Harry Potter and the Sorcerer's Stone
How we cite our quotes:
"You've got to stand up to him, Neville!" said Ron. "He's used to walking all over people, but that's no reason to lie down in front of him and make it easier."
"There's no need to tell me I'm not brave enough to be in Gryffindor, Malfoy's already done that," Neville choked out. (13.28-29)
Ron's trying to encourage Neville, but Neville takes it as an insult. It's too bad, because Ron's right – they all have to "stand up" for themselves. Yet, that's easier said than done, especially for someone like Neville, who's frequently made fun of and shamed by the idea that he's "not brave enough."
"It's people they feel sorry for. See, there's Potter, who's got no parents, then there's the Weasleys, who've got no money – you should be on the team, Longbottom, you've got no brains."
Neville went bright red but turned in his seat to face Malfoy.
"I'm worth twelve of you, Malfoy," he stammered. (13.77-79)
Malfoy just doesn't stop with the insults, does he? We're guessing that, in this case, he's being so cruel because he's jealous: the Gryffindor Quidditch team is actually very good, and they really have assigned the best players to the field. Since their team is a match for Slytherin technique-wise, Malfoy tries to undercut them on a morale level. It takes a lot for Neville to reply to Malfoy here, even if it doesn't accomplish very much.

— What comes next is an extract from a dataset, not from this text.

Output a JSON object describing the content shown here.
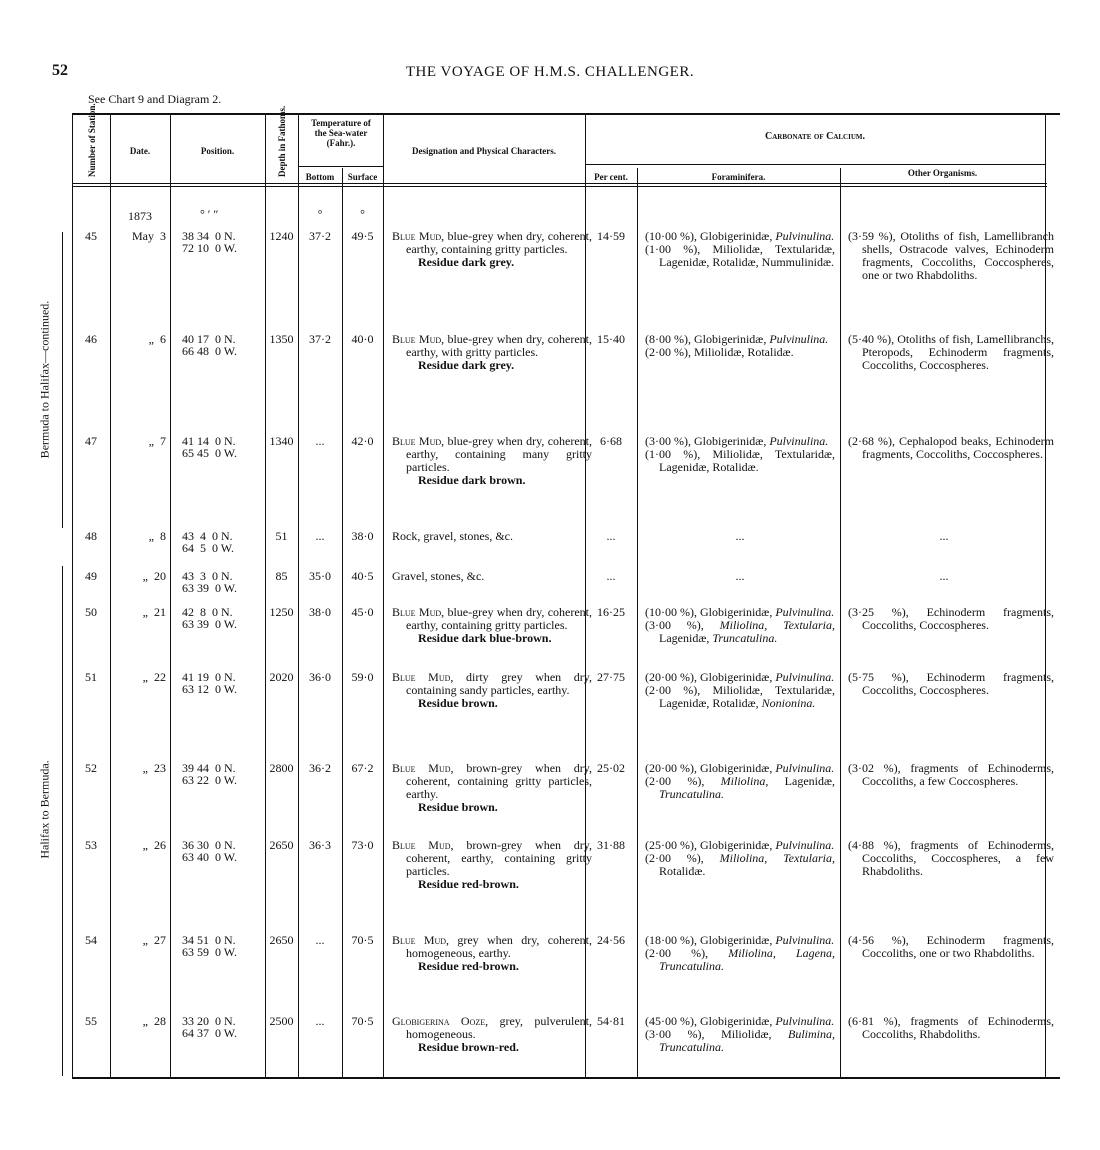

Harry caught Neville's eye and tried to tell him without words that this wasn't true, because Neville was looking stunned and hurt. Poor, blundering Neville – Harry knew what it must have cost him to try and find them in the dark, to warn them. (15.9)
Harry's right to feel sorry for Neville here; Neville's sacrificed himself on Harry and Hermione's account, and Harry can't even tell Neville the truth about what went down. So often when Neville tries to be brave, he gets in trouble himself: here, he gets detention.